Von Jürgen Schmieder

Es sollte dringend jemand das Buch "Silicon Valley für Anfänger" veröffentlichen, ein Handbuch über Start-up-Gründer an der Westküste der USA. Es sollte ein Glossar mit den wichtigsten Begriffen enthalten ("Welt verbessern", "Disruption", "Einhörner") sowie einen Hinweis darauf, dass der Firmenchef von heute einen unverwechselbaren Spleen braucht: Apple-Boss Steve Jobs trug diesen schwarzen Rollkragenpulli, Markus Persson, Erfinder des Videospiels Minecraft, feiert derzeit in seiner Villa die krassesten Partys, Facebook-Chef Mark Zuckerberg las ein Jahr lang alle zwei Wochen ein Buch.

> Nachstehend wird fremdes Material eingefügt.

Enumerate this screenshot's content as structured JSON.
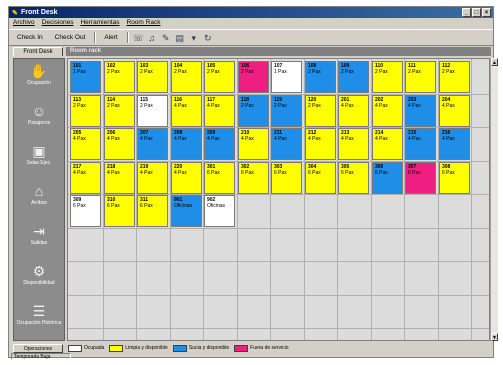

Rob Rhinehart wiederum, Gründer der Flüssignahrungs-Firma Soylent, wollte unbedingt in einem Container leben. Er kaufte sich im Januar für 21 300 Dollar ein Grundstück in Montecito Heights, einer Künstlergegend im Nordosten von Los Angeles mit Blick auf die Skyline der Stadt und das Stadion des Baseballvereins Dodgers. Dort platzierte er einen knallroten Schiffscontainer mit eingebauten Fenstern, daneben eine türkisfarbene Toilettenkabine und ein paar Solarzellen. Das war's.

Ein Jahr Austronautenkost und Leben im Container

Rhinehart wollte umsetzen, was er vor einem Jahr in einem Manifest an seine Jünger verkündet hatte: Er wolle sich ausschließlich von der Ersatznahrung Soylent ernähren, er brauche weder Auto noch Kühlschrank und werfe die aus China georderten T-Shirts nach dem Gebrauch weg, weil das effizienter sei als die Benutzung einer Waschmaschine.

Der Unternehmer will mehr erreichen, als dass Programmierer aufhören, sich ausschließlich von Tiefkühlpizza zu ernähren - er will nichts weniger als den Hunger in der Welt stillen: "Soylent 2.0 ist die ökologisch effizienteste Nahrung, die jemals erfunden wurde", wirbt er. Zahlreiche Menschen glauben an diese Vision, sein Unternehmen wird mit mehr als 100 Millionen Dollar bewertet.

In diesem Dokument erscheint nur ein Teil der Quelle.